Logistic Regression in R Tutorial
Regression is a statistical relationship between two or more variables in which a change in the independent variable is associated with a change in the dependent variable. Logistic regression is used to estimate discrete values (usually binary values like 0 and 1) from a set of independent variables. It helps to predict the probability of an event by fitting data to a logistic function. This is called logistic regression.
Logistic regression is kind of a misnomer in that when most people think of regression, they think of linear regression, which is a machine learning algorithm for continuous variables. However, logistic regression is a classification algorithm, not a continuous variable prediction algorithm.
This Logistic Regression in R article deals with the following topics:
Why logistic regression is used?
What is logistic regression and how it works?

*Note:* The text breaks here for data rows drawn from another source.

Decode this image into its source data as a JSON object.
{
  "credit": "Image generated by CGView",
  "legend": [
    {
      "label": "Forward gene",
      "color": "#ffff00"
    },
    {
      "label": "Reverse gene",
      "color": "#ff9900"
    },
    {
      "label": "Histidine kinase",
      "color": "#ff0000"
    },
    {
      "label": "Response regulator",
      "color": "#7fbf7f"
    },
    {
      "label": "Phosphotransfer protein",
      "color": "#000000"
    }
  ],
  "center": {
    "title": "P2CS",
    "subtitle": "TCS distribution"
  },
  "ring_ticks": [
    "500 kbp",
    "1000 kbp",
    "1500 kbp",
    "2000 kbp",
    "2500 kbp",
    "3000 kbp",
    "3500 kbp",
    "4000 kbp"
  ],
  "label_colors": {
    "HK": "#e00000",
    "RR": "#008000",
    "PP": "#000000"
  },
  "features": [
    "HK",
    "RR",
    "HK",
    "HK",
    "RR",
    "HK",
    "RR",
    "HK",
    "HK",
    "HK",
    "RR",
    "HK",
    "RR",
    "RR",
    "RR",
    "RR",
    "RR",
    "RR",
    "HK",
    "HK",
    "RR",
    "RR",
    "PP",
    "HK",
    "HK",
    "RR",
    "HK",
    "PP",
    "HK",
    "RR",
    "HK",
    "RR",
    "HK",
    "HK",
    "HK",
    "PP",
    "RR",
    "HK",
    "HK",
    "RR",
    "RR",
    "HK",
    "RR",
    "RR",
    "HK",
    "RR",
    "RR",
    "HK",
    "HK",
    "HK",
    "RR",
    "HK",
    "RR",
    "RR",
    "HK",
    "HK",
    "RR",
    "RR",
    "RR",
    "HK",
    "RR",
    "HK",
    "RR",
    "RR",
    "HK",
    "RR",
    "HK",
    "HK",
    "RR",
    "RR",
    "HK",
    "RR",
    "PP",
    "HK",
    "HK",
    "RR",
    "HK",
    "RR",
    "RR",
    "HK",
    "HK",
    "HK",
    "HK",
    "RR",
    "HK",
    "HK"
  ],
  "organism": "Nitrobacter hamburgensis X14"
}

Use-case implementation using logistic regression to predict college admission.
Let us begin by understanding: Why do we use regression?
Let’s say you have a website, and your revenue is based on the website traffic, and you want to predict the revenue based on site traffic. The more traffic driven to your website, the higher your revenue would be, or at least that’s what you would intuitively assume.
In a plot of revenue versus website traffic, traffic would be considered the independent variable and revenue would be the dependent variable. The independent variable is often called the explanatory variable, and the dependent variable is called the response variable. However, they are typically referred to as independent and dependent variables. Our intuition tells us that the independent variable drives the dependent variable, and if there is some relationship between the two variables, then you would be able to use the independent variable to make predictions on the dependent variable.